2). Beyond K = 6 there was little meaningful structure and
additional clusters were generally represented by low Q -ratios
(all bar charts presented in Fig. S1). Additionally, independent
hierarchical Structure analyses of the large central cluster (12
localities) supported the same divisions as the K = 6 results
(Fig. 2D, Fig. S1), further supporting K = 6 as the optimal value
of K . Finally, two specimens sampled in Sangudo and Athabasca
clustered with the central population rather than with their collection
locality and likely represent migrants (Fig. 2D).

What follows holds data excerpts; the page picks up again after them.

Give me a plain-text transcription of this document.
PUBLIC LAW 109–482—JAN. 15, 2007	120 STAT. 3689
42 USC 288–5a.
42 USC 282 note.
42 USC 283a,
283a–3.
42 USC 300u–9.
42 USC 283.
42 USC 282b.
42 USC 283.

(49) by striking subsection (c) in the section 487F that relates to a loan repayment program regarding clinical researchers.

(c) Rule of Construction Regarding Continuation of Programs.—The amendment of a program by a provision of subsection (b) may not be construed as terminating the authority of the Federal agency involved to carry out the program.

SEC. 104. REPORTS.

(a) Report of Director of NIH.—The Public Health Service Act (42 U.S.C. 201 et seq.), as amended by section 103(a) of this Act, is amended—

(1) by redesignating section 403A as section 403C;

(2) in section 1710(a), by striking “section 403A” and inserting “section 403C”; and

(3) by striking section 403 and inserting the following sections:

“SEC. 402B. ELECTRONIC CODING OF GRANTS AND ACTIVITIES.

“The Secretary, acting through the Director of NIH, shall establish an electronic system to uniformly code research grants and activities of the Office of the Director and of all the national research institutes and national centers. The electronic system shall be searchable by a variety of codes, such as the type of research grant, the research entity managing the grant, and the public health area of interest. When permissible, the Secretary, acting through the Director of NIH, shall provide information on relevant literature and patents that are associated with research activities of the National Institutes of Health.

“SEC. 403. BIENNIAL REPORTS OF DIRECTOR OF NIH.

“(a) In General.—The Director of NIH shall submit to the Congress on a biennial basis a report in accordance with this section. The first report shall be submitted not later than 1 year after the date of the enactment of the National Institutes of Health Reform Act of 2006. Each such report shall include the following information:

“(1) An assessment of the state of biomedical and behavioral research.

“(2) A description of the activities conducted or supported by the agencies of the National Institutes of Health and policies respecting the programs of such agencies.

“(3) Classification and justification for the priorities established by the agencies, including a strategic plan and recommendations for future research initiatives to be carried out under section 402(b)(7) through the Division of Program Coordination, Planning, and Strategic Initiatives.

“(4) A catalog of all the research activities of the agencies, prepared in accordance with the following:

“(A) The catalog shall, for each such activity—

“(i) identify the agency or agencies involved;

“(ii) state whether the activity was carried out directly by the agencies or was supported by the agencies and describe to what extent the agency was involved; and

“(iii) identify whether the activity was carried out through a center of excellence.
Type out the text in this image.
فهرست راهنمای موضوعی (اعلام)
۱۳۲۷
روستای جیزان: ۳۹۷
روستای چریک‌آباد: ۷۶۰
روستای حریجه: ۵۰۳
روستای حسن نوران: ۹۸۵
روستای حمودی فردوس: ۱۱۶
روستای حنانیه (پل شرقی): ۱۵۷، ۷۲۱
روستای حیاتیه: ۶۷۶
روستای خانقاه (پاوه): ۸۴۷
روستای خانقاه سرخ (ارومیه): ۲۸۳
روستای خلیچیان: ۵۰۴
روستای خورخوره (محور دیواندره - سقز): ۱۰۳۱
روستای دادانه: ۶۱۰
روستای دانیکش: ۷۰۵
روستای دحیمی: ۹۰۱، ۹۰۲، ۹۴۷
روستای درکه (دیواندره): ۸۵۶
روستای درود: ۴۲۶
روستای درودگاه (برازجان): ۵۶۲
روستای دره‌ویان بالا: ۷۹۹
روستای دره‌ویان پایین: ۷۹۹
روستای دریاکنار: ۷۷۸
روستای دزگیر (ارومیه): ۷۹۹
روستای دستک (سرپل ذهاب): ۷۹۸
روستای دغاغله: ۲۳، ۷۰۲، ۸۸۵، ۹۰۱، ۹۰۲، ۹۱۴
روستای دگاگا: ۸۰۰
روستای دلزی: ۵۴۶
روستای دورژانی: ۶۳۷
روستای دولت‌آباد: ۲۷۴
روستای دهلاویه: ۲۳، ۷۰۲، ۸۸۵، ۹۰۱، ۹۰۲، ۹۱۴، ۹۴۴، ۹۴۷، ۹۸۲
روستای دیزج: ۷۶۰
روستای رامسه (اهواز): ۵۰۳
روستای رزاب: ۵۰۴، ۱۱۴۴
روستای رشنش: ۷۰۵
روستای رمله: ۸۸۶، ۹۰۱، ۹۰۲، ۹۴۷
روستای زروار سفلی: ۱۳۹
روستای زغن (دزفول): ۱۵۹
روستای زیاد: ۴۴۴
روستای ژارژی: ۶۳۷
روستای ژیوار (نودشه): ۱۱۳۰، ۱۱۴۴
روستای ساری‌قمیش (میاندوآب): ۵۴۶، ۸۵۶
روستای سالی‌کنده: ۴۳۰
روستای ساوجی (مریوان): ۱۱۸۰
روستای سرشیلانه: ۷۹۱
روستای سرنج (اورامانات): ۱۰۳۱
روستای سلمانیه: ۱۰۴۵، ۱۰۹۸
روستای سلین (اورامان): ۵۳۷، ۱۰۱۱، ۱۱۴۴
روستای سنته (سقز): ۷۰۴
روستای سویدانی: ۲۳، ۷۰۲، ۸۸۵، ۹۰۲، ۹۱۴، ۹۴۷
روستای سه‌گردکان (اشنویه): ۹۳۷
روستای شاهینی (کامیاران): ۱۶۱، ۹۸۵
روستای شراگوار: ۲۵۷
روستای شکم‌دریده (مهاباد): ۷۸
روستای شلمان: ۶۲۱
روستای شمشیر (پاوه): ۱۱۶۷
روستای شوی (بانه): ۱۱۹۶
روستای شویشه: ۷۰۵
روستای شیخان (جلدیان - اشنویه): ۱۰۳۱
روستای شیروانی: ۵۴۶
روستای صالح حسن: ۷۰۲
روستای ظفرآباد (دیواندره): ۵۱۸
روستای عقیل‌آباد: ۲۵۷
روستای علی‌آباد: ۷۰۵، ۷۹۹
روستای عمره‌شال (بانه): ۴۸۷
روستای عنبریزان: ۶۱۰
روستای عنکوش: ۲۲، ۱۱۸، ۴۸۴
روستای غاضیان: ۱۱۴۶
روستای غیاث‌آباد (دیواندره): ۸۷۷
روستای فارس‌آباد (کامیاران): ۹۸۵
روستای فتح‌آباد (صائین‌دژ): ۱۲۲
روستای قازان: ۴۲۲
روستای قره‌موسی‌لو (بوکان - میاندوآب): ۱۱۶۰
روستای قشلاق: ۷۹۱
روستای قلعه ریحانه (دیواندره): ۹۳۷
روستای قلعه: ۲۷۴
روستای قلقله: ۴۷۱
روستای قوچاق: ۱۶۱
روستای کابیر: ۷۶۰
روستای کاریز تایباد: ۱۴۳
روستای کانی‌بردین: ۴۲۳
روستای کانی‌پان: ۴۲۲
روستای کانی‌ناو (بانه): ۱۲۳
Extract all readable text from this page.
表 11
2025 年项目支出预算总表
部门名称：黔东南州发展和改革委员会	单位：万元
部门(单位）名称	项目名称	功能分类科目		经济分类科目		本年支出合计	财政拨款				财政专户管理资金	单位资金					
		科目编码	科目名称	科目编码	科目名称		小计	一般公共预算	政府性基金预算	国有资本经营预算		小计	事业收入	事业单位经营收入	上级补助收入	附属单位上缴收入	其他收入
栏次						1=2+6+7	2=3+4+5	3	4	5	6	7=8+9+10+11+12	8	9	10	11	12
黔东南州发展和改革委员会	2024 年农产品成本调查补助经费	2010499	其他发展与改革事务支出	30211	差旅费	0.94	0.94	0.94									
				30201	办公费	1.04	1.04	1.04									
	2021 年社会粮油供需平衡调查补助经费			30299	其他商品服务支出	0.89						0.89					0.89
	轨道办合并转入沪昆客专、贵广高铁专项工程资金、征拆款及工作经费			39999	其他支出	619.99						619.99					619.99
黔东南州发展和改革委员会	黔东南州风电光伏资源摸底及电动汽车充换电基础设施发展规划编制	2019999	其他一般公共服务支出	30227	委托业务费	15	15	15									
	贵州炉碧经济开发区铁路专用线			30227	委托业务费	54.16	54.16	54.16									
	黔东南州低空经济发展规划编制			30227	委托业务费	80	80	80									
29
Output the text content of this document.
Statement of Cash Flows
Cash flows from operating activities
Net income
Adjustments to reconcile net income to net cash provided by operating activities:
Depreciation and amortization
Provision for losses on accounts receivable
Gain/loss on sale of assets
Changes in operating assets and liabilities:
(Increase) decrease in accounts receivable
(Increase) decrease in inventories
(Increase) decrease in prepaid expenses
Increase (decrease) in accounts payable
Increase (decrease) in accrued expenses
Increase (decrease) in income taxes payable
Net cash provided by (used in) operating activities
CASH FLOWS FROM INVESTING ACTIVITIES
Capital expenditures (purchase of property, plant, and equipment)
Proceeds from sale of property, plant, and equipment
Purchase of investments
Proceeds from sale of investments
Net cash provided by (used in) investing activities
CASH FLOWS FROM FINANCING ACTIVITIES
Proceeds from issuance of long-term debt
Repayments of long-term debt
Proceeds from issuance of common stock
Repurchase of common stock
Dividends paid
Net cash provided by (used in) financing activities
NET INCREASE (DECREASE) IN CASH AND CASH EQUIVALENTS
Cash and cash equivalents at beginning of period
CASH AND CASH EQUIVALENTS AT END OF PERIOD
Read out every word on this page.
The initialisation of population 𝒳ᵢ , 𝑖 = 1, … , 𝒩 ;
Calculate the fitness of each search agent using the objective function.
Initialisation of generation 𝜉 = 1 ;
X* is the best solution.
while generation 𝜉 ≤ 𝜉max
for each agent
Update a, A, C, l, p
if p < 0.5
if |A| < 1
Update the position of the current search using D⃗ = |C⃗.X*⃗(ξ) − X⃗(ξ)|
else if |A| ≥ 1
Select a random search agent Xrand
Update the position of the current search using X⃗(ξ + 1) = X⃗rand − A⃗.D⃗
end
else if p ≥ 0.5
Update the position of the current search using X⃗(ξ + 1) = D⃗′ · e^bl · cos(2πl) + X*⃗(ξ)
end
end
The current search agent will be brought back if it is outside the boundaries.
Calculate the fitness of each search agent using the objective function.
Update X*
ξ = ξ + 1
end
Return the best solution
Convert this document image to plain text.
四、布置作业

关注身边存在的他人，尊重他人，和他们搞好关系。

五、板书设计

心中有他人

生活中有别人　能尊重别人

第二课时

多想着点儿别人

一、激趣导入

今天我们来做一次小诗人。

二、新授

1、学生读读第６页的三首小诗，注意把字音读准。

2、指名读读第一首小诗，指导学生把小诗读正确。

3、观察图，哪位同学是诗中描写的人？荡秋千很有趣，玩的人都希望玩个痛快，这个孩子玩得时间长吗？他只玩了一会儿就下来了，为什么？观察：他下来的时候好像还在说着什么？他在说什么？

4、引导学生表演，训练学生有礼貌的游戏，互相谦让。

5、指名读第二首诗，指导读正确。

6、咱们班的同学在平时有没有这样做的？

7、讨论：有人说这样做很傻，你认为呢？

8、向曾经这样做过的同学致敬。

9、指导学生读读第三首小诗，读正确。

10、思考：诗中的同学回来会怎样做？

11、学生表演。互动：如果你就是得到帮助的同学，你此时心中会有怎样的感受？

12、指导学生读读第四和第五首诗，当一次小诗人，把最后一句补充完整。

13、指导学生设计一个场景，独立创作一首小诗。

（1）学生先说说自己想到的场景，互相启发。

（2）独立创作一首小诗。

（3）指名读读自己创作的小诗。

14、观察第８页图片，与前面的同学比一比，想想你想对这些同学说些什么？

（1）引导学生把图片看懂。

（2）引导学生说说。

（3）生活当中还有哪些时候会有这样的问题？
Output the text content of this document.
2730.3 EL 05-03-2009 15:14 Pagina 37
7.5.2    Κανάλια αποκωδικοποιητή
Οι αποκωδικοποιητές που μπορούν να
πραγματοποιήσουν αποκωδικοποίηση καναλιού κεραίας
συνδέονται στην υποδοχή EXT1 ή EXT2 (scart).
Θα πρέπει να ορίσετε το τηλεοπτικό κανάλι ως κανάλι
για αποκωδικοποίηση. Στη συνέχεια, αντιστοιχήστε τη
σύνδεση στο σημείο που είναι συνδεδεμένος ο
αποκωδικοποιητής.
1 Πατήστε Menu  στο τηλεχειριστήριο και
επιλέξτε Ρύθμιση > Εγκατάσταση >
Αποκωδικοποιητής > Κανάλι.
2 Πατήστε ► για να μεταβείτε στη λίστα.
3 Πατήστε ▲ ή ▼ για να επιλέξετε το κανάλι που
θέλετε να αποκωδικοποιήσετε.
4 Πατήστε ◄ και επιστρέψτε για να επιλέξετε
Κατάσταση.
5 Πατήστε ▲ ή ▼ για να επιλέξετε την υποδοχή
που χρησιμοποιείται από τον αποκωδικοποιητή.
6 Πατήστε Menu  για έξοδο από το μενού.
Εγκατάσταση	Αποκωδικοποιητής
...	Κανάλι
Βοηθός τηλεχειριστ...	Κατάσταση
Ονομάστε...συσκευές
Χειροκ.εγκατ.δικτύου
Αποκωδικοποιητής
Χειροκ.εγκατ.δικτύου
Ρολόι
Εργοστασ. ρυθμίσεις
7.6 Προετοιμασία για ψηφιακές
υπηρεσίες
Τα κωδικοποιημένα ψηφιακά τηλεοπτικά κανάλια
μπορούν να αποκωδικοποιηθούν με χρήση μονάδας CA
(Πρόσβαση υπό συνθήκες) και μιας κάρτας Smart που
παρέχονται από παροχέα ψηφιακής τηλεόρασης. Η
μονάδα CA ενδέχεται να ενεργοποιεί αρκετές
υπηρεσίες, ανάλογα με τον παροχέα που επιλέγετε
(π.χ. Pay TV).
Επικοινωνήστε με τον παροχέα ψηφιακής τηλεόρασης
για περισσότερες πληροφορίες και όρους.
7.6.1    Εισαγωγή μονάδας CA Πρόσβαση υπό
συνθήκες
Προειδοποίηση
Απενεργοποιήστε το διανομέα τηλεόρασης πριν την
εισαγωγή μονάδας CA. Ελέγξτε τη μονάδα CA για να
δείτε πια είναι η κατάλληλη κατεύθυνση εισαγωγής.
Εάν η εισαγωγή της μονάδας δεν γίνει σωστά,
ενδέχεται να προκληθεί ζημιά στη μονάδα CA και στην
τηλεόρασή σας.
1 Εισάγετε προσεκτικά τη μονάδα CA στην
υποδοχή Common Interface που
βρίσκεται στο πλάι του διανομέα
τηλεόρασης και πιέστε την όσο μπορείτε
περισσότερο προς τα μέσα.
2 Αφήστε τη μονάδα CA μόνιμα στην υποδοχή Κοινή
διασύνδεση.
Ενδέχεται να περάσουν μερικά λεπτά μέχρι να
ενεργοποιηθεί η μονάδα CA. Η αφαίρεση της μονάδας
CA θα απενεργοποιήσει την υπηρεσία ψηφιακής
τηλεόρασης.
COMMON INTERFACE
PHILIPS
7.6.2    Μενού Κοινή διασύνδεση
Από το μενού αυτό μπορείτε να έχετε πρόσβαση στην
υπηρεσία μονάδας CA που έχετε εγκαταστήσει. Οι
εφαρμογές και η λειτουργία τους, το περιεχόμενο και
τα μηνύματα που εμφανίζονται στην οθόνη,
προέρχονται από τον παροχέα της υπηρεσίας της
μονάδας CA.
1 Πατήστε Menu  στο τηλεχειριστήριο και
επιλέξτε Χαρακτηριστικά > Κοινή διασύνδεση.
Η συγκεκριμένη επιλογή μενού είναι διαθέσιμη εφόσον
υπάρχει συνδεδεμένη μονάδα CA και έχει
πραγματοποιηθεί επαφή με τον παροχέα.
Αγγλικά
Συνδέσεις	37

IBD analysis using Euclidean distance and pairwiseFST /(1-FST ) values for all
16 localities was highly significant (r2 =
0.33, p-value = 0.004, Fig. 3A), and remained significant after removing
the eastern Portage la Prairie and Swan River localities
(r2 = 0.26, p-value = 0.03, Fig. 3B). However,
pairwise point densities indicated “islands” of data points rather
than a single cline tracking the regression line as would be expected if
genetic divergence increased linearly with geographic distance. After
additionally removing the Sangudo and Athabasca localities, IBD analysis
of the remaining 12 central localities was not significant
(r2 = 0.04, p-value = 0.38, Fig. 3C),
suggesting that the four divergent localities were the primary drivers
of the aforementioned relationships.
Values of expected and observed heterozygosity were moderate and
generally similar within each population, except for Swan River and
Portage la Prairie, which both had slight heterozygote excess
(Ho = 0.24, He = 0.16 in
both populations, Table 1), and North Battleford, which had lower
observed values of heterozygosity (HO = 0.14,HE = 0.21). We note however that the North
Battleford population had far higher levels of missing data than the
other populations (average missing data of North Battleford population =
45%; average missing data across remaining populations = 9%). PairwiseFST values ranged from 0 - 0.39 (Table 1), and
were lower between central populations (0 - 0.17), and higher in
comparisons including at least one of the four divergent populations
(Swan River, Portage la Prairie, Sangudo, and Athabasca) recovered in
the PCA and Structure analyses (0.13 - 0.39).